CVE-2020-37018
Description
GOautodial 4.0 contains a persistent cross-site scripting vulnerability that allows authenticated agents to inject malicious scripts through message subjects. Attackers can craft messages with embedded JavaScript that will execute when an administrator reads the message, potentially stealing session cookies or executing client-side attacks.
AI Insight
LLM-synthesized narrative grounded in this CVE's description and references.

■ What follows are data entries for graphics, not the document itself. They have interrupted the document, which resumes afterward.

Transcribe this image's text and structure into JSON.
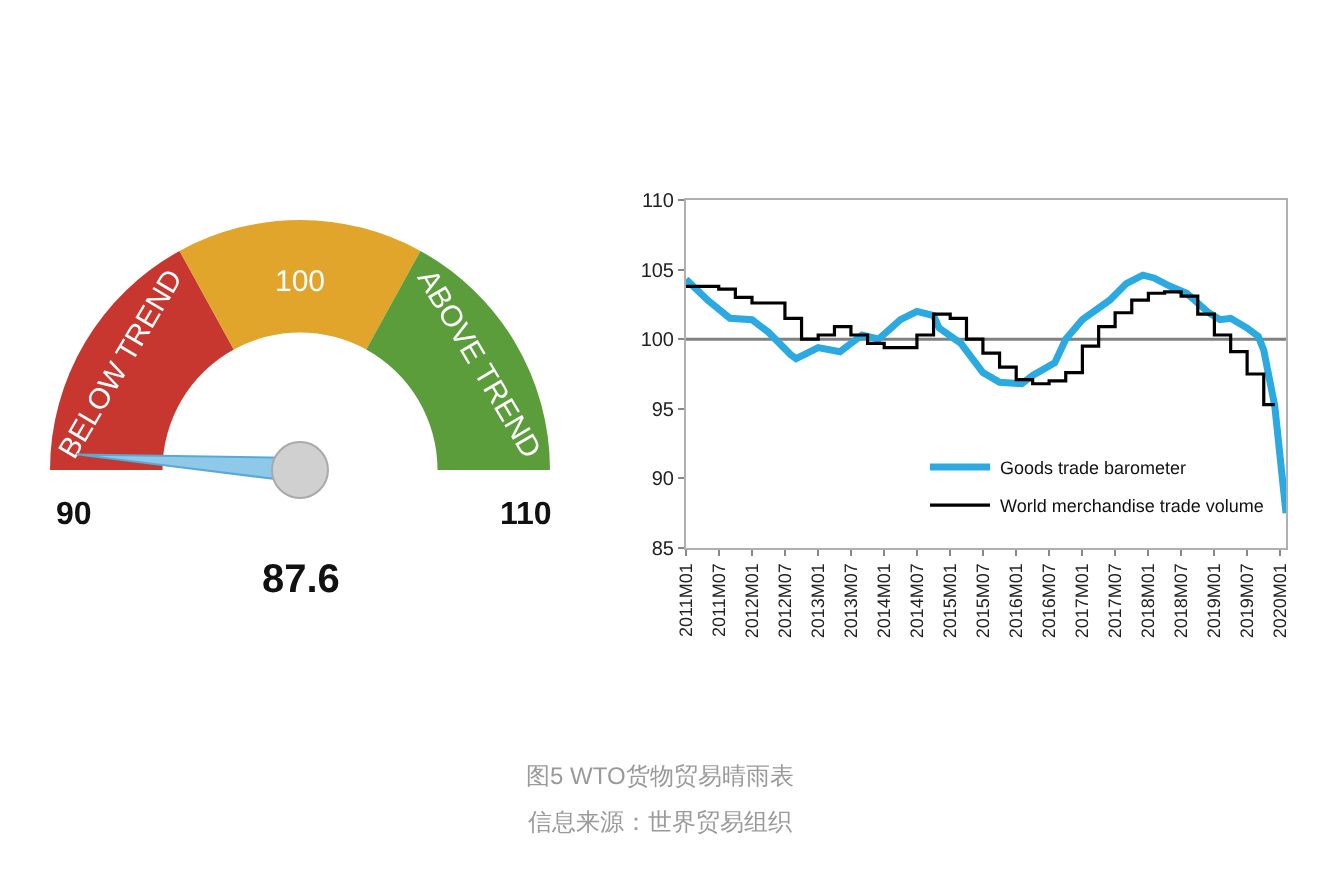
{
  "chart_data": [
    {
      "type": "donut",
      "categories": [
        "BELOW TREND",
        "100",
        "ABOVE TREND"
      ],
      "values": [
        34,
        32,
        34
      ],
      "colors": [
        "#c8372f",
        "#e0a52a",
        "#5b9d3a"
      ],
      "needle": "BELOW TREND",
      "annotations": [
        "90",
        "110",
        "87.6"
      ]
    },
    {
      "type": "line",
      "xlim": [
        "2011-01",
        "2020-02"
      ],
      "ylim": [
        85,
        110
      ],
      "yticks": [
        85,
        90,
        95,
        100,
        105,
        110
      ],
      "xticks": [
        {
          "value": "2011-01",
          "label": "2011M01"
        },
        {
          "value": "2011-07",
          "label": "2011M07"
        },
        {
          "value": "2012-01",
          "label": "2012M01"
        },
        {
          "value": "2012-07",
          "label": "2012M07"
        },
        {
          "value": "2013-01",
          "label": "2013M01"
        },
        {
          "value": "2013-07",
          "label": "2013M07"
        },
        {
          "value": "2014-01",
          "label": "2014M01"
        },
        {
          "value": "2014-07",
          "label": "2014M07"
        },
        {
          "value": "2015-01",
          "label": "2015M01"
        },
        {
          "value": "2015-07",
          "label": "2015M07"
        },
        {
          "value": "2016-01",
          "label": "2016M01"
        },
        {
          "value": "2016-07",
          "label": "2016M07"
        },
        {
          "value": "2017-01",
          "label": "2017M01"
        },
        {
          "value": "2017-07",
          "label": "2017M07"
        },
        {
          "value": "2018-01",
          "label": "2018M01"
        },
        {
          "value": "2018-07",
          "label": "2018M07"
        },
        {
          "value": "2019-01",
          "label": "2019M01"
        },
        {
          "value": "2019-07",
          "label": "2019M07"
        },
        {
          "value": "2020-01",
          "label": "2020M01"
        }
      ],
      "grid": false,
      "legend": "bottom right",
      "ref_lines": [
        {
          "axis": "y",
          "value": 100,
          "color": "#808080"
        }
      ],
      "annotations": [
        "图5 WTO货物贸易晴雨表",
        "信息来源：世界贸易组织"
      ],
      "series": [
        {
          "name": "Goods trade barometer",
          "type": "line",
          "color": "#2aaae0",
          "x": [
            "2011-01",
            "2011-05",
            "2011-09",
            "2012-01",
            "2012-04",
            "2012-08",
            "2012-09",
            "2013-01",
            "2013-05",
            "2013-09",
            "2013-12",
            "2014-04",
            "2014-07",
            "2014-10",
            "2014-11",
            "2015-03",
            "2015-07",
            "2015-10",
            "2016-02",
            "2016-04",
            "2016-08",
            "2016-10",
            "2017-01",
            "2017-06",
            "2017-09",
            "2017-12",
            "2018-02",
            "2018-05",
            "2018-08",
            "2018-12",
            "2019-02",
            "2019-04",
            "2019-07",
            "2019-09",
            "2019-10",
            "2019-12",
            "2020-02"
          ],
          "values": [
            104.3,
            102.8,
            101.5,
            101.4,
            100.5,
            98.9,
            98.6,
            99.4,
            99.1,
            100.3,
            100.0,
            101.4,
            102.0,
            101.7,
            100.8,
            99.7,
            97.6,
            96.9,
            96.8,
            97.4,
            98.3,
            100.0,
            101.4,
            102.8,
            104.0,
            104.6,
            104.4,
            103.8,
            103.3,
            101.9,
            101.4,
            101.5,
            100.8,
            100.2,
            99.2,
            95.2,
            87.5
          ]
        },
        {
          "name": "World merchandise trade volume",
          "type": "step",
          "color": "#000000",
          "x": [
            "2011-01",
            "2011-04",
            "2011-07",
            "2011-10",
            "2012-01",
            "2012-04",
            "2012-07",
            "2012-10",
            "2013-01",
            "2013-04",
            "2013-07",
            "2013-10",
            "2014-01",
            "2014-04",
            "2014-07",
            "2014-10",
            "2015-01",
            "2015-04",
            "2015-07",
            "2015-10",
            "2016-01",
            "2016-04",
            "2016-07",
            "2016-10",
            "2017-01",
            "2017-04",
            "2017-07",
            "2017-10",
            "2018-01",
            "2018-04",
            "2018-07",
            "2018-10",
            "2019-01",
            "2019-04",
            "2019-07",
            "2019-10",
            "2019-12"
          ],
          "values": [
            103.8,
            103.8,
            103.6,
            103.0,
            102.6,
            102.6,
            101.5,
            100.0,
            100.3,
            100.9,
            100.3,
            99.7,
            99.4,
            99.4,
            100.3,
            101.8,
            101.5,
            100.0,
            99.0,
            98.0,
            97.1,
            96.8,
            97.0,
            97.6,
            99.5,
            100.9,
            101.9,
            102.8,
            103.3,
            103.4,
            103.1,
            101.8,
            100.3,
            99.1,
            97.5,
            95.3,
            95.3
          ]
        }
      ]
    }
  ]
}
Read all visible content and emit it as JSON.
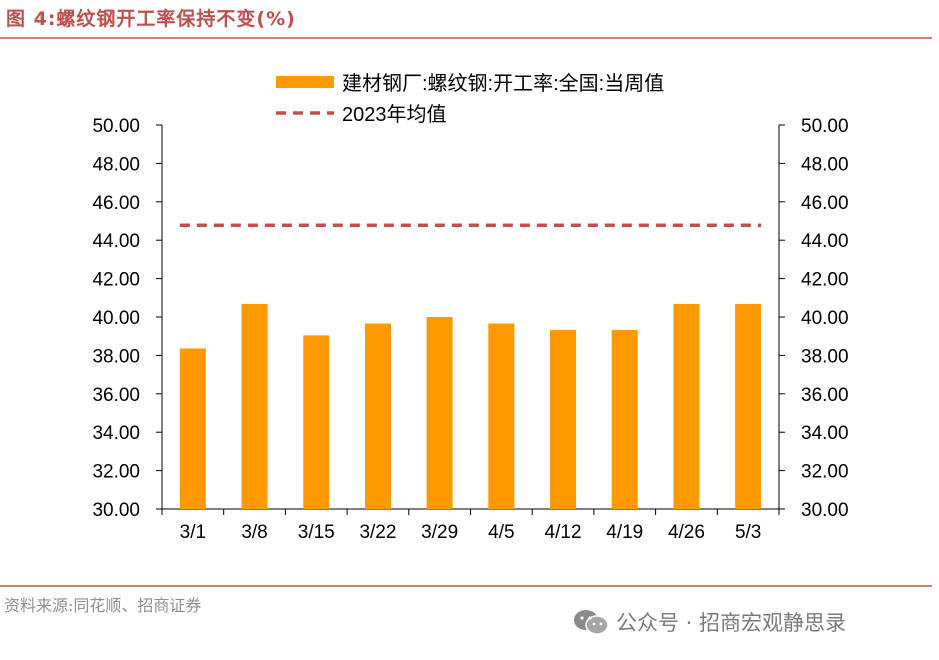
{
  "header": {
    "title": "图 4:螺纹钢开工率保持不变(%)"
  },
  "footer": {
    "source": "资料来源:同花顺、招商证券",
    "watermark": "公众号 · 招商宏观静思录",
    "watermark_icon": "wechat-icon"
  },
  "chart_data": {
    "type": "bar",
    "categories": [
      "3/1",
      "3/8",
      "3/15",
      "3/22",
      "3/29",
      "4/5",
      "4/12",
      "4/19",
      "4/26",
      "5/3"
    ],
    "series": [
      {
        "name": "建材钢厂:螺纹钢:开工率:全国:当周值",
        "type": "bar",
        "color": "#ff9900",
        "values": [
          38.36,
          40.68,
          39.04,
          39.66,
          40.0,
          39.66,
          39.32,
          39.32,
          40.68,
          40.68
        ]
      },
      {
        "name": "2023年均值",
        "type": "line",
        "style": "dashed",
        "color": "#c0504d",
        "value": 44.78
      }
    ],
    "ylim": [
      30,
      50
    ],
    "yticks": [
      "30.00",
      "32.00",
      "34.00",
      "36.00",
      "38.00",
      "40.00",
      "42.00",
      "44.00",
      "46.00",
      "48.00",
      "50.00"
    ],
    "secondary_y": true,
    "grid": false,
    "legend_position": "top-center"
  }
}
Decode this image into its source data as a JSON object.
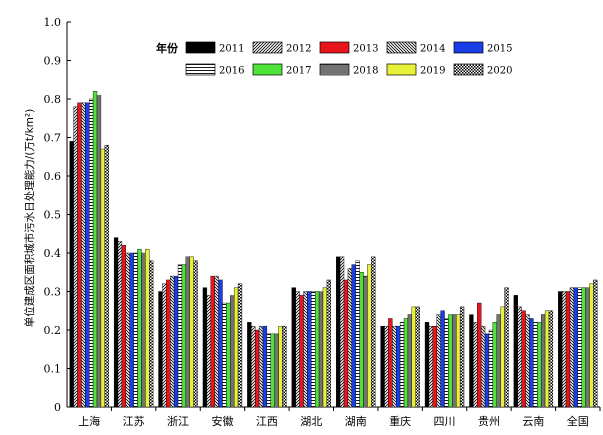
{
  "chart_data": {
    "type": "bar",
    "ylabel": "单位建成区面积城市污水日处理能力/(万t/km²)",
    "ylim": [
      0,
      1.0
    ],
    "yticks": [
      "0",
      "0.1",
      "0.2",
      "0.3",
      "0.4",
      "0.5",
      "0.6",
      "0.7",
      "0.8",
      "0.9",
      "1.0"
    ],
    "categories": [
      "上海",
      "江苏",
      "浙江",
      "安徽",
      "江西",
      "湖北",
      "湖南",
      "重庆",
      "四川",
      "贵州",
      "云南",
      "全国"
    ],
    "legend_title": "年份",
    "legend_position": "top-right",
    "grid": false,
    "series": [
      {
        "name": "2011",
        "pattern": "solid-black",
        "values": [
          0.69,
          0.44,
          0.3,
          0.31,
          0.22,
          0.31,
          0.39,
          0.21,
          0.22,
          0.24,
          0.29,
          0.3
        ]
      },
      {
        "name": "2012",
        "pattern": "diagonal-fwd",
        "values": [
          0.78,
          0.43,
          0.32,
          0.29,
          0.21,
          0.3,
          0.39,
          0.21,
          0.21,
          0.22,
          0.26,
          0.3
        ]
      },
      {
        "name": "2013",
        "pattern": "solid-red",
        "values": [
          0.79,
          0.42,
          0.33,
          0.34,
          0.2,
          0.29,
          0.33,
          0.23,
          0.21,
          0.27,
          0.25,
          0.3
        ]
      },
      {
        "name": "2014",
        "pattern": "diagonal-back",
        "values": [
          0.79,
          0.4,
          0.34,
          0.34,
          0.21,
          0.3,
          0.36,
          0.21,
          0.24,
          0.21,
          0.24,
          0.31
        ]
      },
      {
        "name": "2015",
        "pattern": "solid-blue",
        "values": [
          0.79,
          0.4,
          0.34,
          0.33,
          0.21,
          0.3,
          0.37,
          0.21,
          0.25,
          0.19,
          0.23,
          0.31
        ]
      },
      {
        "name": "2016",
        "pattern": "horizontal",
        "values": [
          0.8,
          0.4,
          0.37,
          0.27,
          0.19,
          0.3,
          0.38,
          0.22,
          0.23,
          0.2,
          0.22,
          0.31
        ]
      },
      {
        "name": "2017",
        "pattern": "solid-green",
        "values": [
          0.82,
          0.41,
          0.37,
          0.27,
          0.19,
          0.3,
          0.35,
          0.23,
          0.24,
          0.22,
          0.22,
          0.31
        ]
      },
      {
        "name": "2018",
        "pattern": "dense-horizontal",
        "values": [
          0.81,
          0.4,
          0.39,
          0.29,
          0.19,
          0.3,
          0.34,
          0.24,
          0.24,
          0.24,
          0.24,
          0.31
        ]
      },
      {
        "name": "2019",
        "pattern": "solid-yellow",
        "values": [
          0.67,
          0.41,
          0.39,
          0.31,
          0.21,
          0.31,
          0.37,
          0.26,
          0.24,
          0.26,
          0.25,
          0.32
        ]
      },
      {
        "name": "2020",
        "pattern": "checker",
        "values": [
          0.68,
          0.38,
          0.38,
          0.32,
          0.21,
          0.33,
          0.39,
          0.26,
          0.26,
          0.31,
          0.25,
          0.33
        ]
      }
    ]
  }
}
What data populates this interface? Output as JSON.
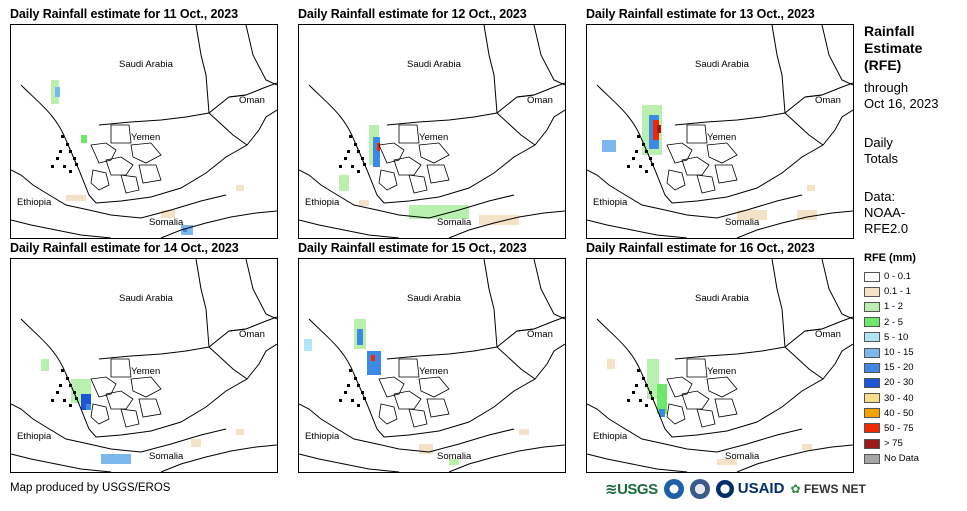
{
  "panels": [
    {
      "title": "Daily Rainfall estimate for 11 Oct., 2023"
    },
    {
      "title": "Daily Rainfall estimate for 12 Oct., 2023"
    },
    {
      "title": "Daily Rainfall estimate for 13 Oct., 2023"
    },
    {
      "title": "Daily Rainfall estimate for 14 Oct., 2023"
    },
    {
      "title": "Daily Rainfall estimate for 15 Oct., 2023"
    },
    {
      "title": "Daily Rainfall estimate for 16 Oct., 2023"
    }
  ],
  "map_labels": {
    "saudi_arabia": "Saudi Arabia",
    "oman": "Oman",
    "yemen": "Yemen",
    "ethiopia": "Ethiopia",
    "somalia": "Somalia"
  },
  "sidebar": {
    "title_line1": "Rainfall",
    "title_line2": "Estimate",
    "title_line3": "(RFE)",
    "through_label": "through",
    "through_date": "Oct 16, 2023",
    "totals_line1": "Daily",
    "totals_line2": "Totals",
    "data_line1": "Data:",
    "data_line2": "NOAA-",
    "data_line3": "RFE2.0"
  },
  "legend": {
    "title": "RFE (mm)",
    "items": [
      {
        "label": "0 - 0.1",
        "color": "#ffffff"
      },
      {
        "label": "0.1 - 1",
        "color": "#f3e2c7"
      },
      {
        "label": "1 - 2",
        "color": "#b9f0b0"
      },
      {
        "label": "2 - 5",
        "color": "#6ee86a"
      },
      {
        "label": "5 - 10",
        "color": "#b3e6f5"
      },
      {
        "label": "10 - 15",
        "color": "#7cb8ee"
      },
      {
        "label": "15 - 20",
        "color": "#3d8ae6"
      },
      {
        "label": "20 - 30",
        "color": "#1a55d6"
      },
      {
        "label": "30 - 40",
        "color": "#f7dc86"
      },
      {
        "label": "40 - 50",
        "color": "#f5a300"
      },
      {
        "label": "50 - 75",
        "color": "#f02a00"
      },
      {
        "label": "> 75",
        "color": "#9b1b1b"
      },
      {
        "label": "No Data",
        "color": "#a6a6a6"
      }
    ]
  },
  "footer": {
    "credit": "Map produced by USGS/EROS"
  },
  "logos": {
    "usgs": "USGS",
    "usaid": "USAID",
    "fews": "FEWS NET"
  }
}
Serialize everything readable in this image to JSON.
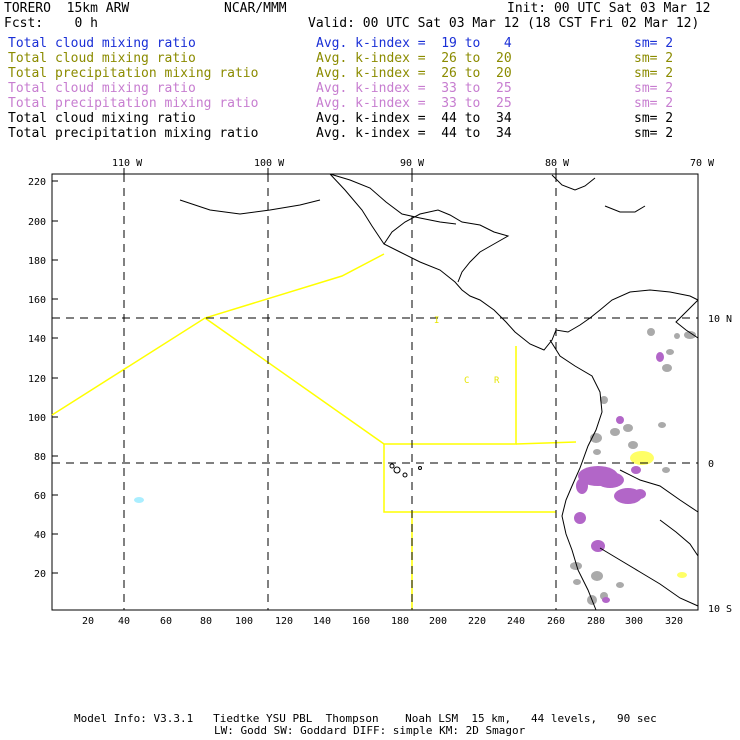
{
  "header": {
    "model": "TORERO  15km ARW",
    "center": "NCAR/MMM",
    "init": "Init: 00 UTC Sat 03 Mar 12",
    "fcst": "Fcst:    0 h",
    "valid": "Valid: 00 UTC Sat 03 Mar 12 (18 CST Fri 02 Mar 12)"
  },
  "legend": [
    {
      "field": "Total cloud mixing ratio",
      "kindex": "Avg. k-index =  19 to   4",
      "sm": "sm= 2",
      "color": "#1a2fd6"
    },
    {
      "field": "Total cloud mixing ratio",
      "kindex": "Avg. k-index =  26 to  20",
      "sm": "sm= 2",
      "color": "#8b8b00"
    },
    {
      "field": "Total precipitation mixing ratio",
      "kindex": "Avg. k-index =  26 to  20",
      "sm": "sm= 2",
      "color": "#8b8b00"
    },
    {
      "field": "Total cloud mixing ratio",
      "kindex": "Avg. k-index =  33 to  25",
      "sm": "sm= 2",
      "color": "#c77dd0"
    },
    {
      "field": "Total precipitation mixing ratio",
      "kindex": "Avg. k-index =  33 to  25",
      "sm": "sm= 2",
      "color": "#c77dd0"
    },
    {
      "field": "Total cloud mixing ratio",
      "kindex": "Avg. k-index =  44 to  34",
      "sm": "sm= 2",
      "color": "#000000"
    },
    {
      "field": "Total precipitation mixing ratio",
      "kindex": "Avg. k-index =  44 to  34",
      "sm": "sm= 2",
      "color": "#000000"
    }
  ],
  "map": {
    "lon_labels": [
      "110 W",
      "100 W",
      "90 W",
      "80 W",
      "70 W"
    ],
    "lat_labels": [
      "10 N",
      "0",
      "10 S"
    ],
    "x_ticks": [
      "20",
      "40",
      "60",
      "80",
      "100",
      "120",
      "140",
      "160",
      "180",
      "200",
      "220",
      "240",
      "260",
      "280",
      "300",
      "320"
    ],
    "y_ticks": [
      "220",
      "200",
      "180",
      "160",
      "140",
      "120",
      "100",
      "80",
      "60",
      "40",
      "20"
    ],
    "region_labels": [
      "C",
      "R",
      "I"
    ],
    "colors": {
      "boundary": "#ffff00",
      "cloud_gray": "#aaaaaa",
      "precip_purple": "#b266c8",
      "cloud_yellow": "#ffff66",
      "cyan": "#aaeeff"
    }
  },
  "footer": {
    "line1": "Model Info: V3.3.1   Tiedtke YSU PBL  Thompson    Noah LSM  15 km,   44 levels,   90 sec",
    "line2": "LW: Godd SW: Goddard DIFF: simple KM: 2D Smagor"
  }
}
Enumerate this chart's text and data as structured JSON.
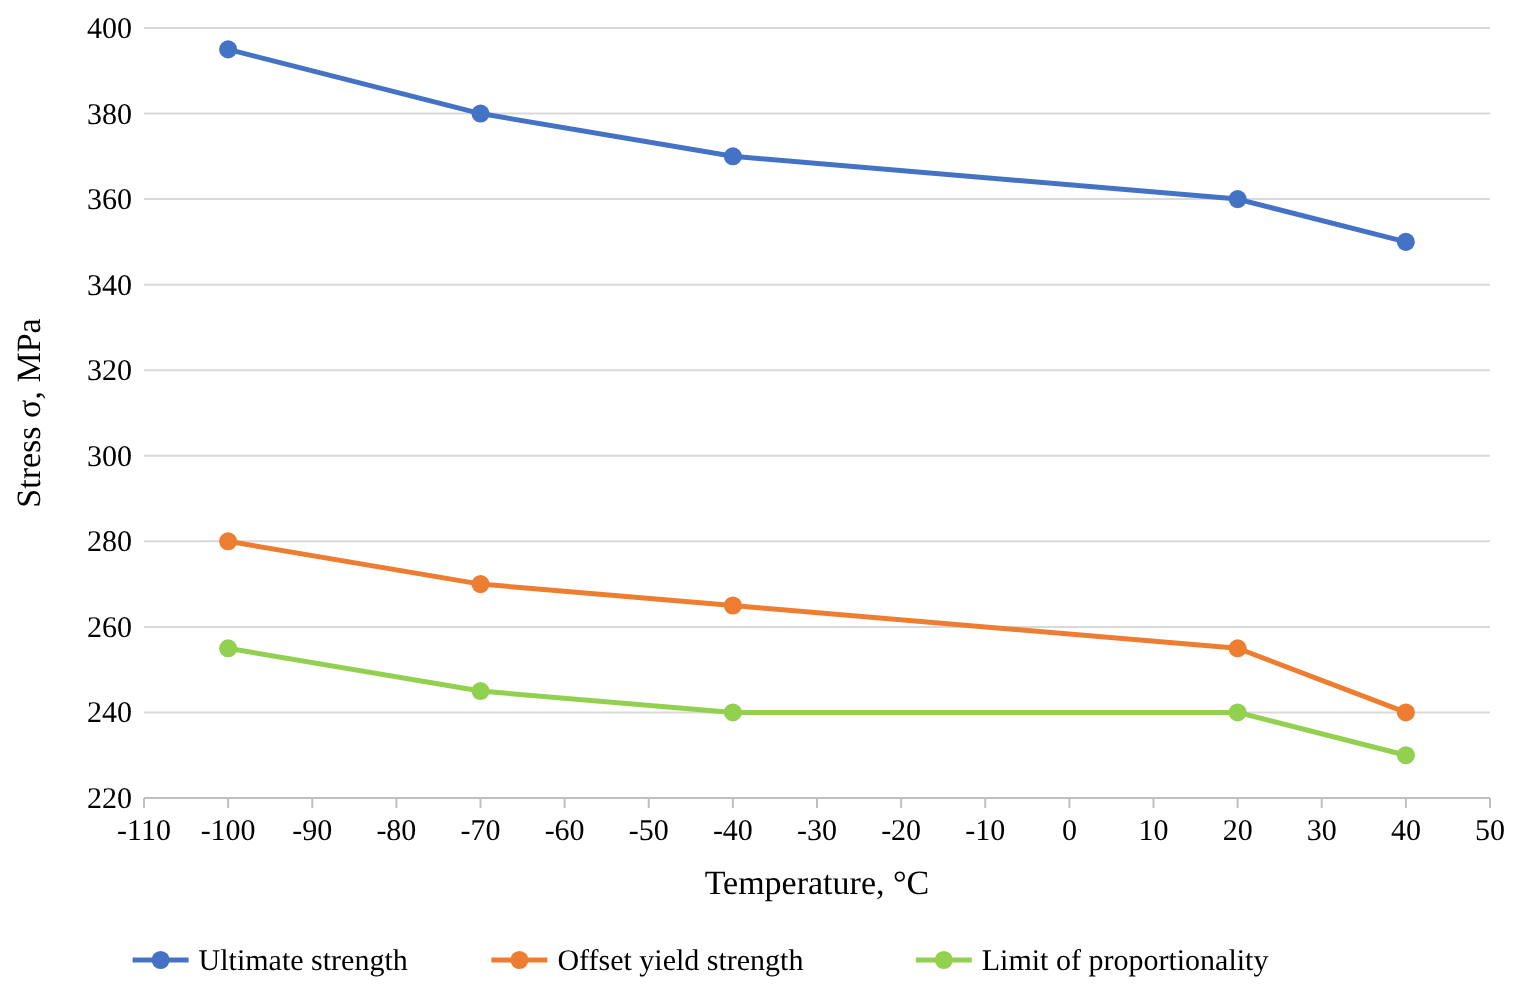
{
  "chart_data": {
    "type": "line",
    "xlabel": "Temperature, °C",
    "ylabel": "Stress σ, MPa",
    "x": [
      -100,
      -70,
      -40,
      20,
      40
    ],
    "series": [
      {
        "name": "Ultimate strength",
        "color": "#4472c4",
        "values": [
          395,
          380,
          370,
          360,
          350
        ]
      },
      {
        "name": "Offset yield strength",
        "color": "#ed7d31",
        "values": [
          280,
          270,
          265,
          255,
          240
        ]
      },
      {
        "name": "Limit of proportionality",
        "color": "#92d050",
        "values": [
          255,
          245,
          240,
          240,
          230
        ]
      }
    ],
    "xlim": [
      -110,
      50
    ],
    "xticks": [
      -110,
      -100,
      -90,
      -80,
      -70,
      -60,
      -50,
      -40,
      -30,
      -20,
      -10,
      0,
      10,
      20,
      30,
      40,
      50
    ],
    "ylim": [
      220,
      400
    ],
    "yticks": [
      220,
      240,
      260,
      280,
      300,
      320,
      340,
      360,
      380,
      400
    ],
    "grid": "y",
    "legend": "bottom",
    "marker": "circle",
    "line_style": "solid"
  }
}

GOautodial 4.0 has a persistent XSS vulnerability where authenticated agents can inject JavaScript in message subjects, executing when an administrator reads the message.
Vulnerability
Description GOautodial 4.0 contains a persistent cross-site scripting (XSS) vulnerability (CWE-79) in its internal messaging system. Message subjects are not properly sanitized before being displayed, allowing injection of arbitrary scripts [2].
Exploitation
An authenticated agent can craft a message with a malicious subject line containing JavaScript. When the administrator (e.g., 'goadmin') reads the message, the script executes in the context of the administrator's session [3]. No special network position is required beyond access to the application.
Impact
Successful exploitation can lead to session cookie theft, enabling account takeover, or other client-side attacks performed within the administrator's browser session [2].
Mitigation
The vendor has acknowledged the issue and states that a fix is available in their GitHub repository [1]. Users are advised to update to the latest version from the repository to remediate the vulnerability.
AI Insight generated on May 19, 2026. Synthesized from this CVE's description and the cited reference URLs; citations are validated against the source bundle.
Affected products
1- Range: 4.0
Patches
0No patches discovered yet.
Vulnerability mechanics
AI mechanics synthesis has not run for this CVE yet.
References
3News mentions
0No linked articles in our index yet.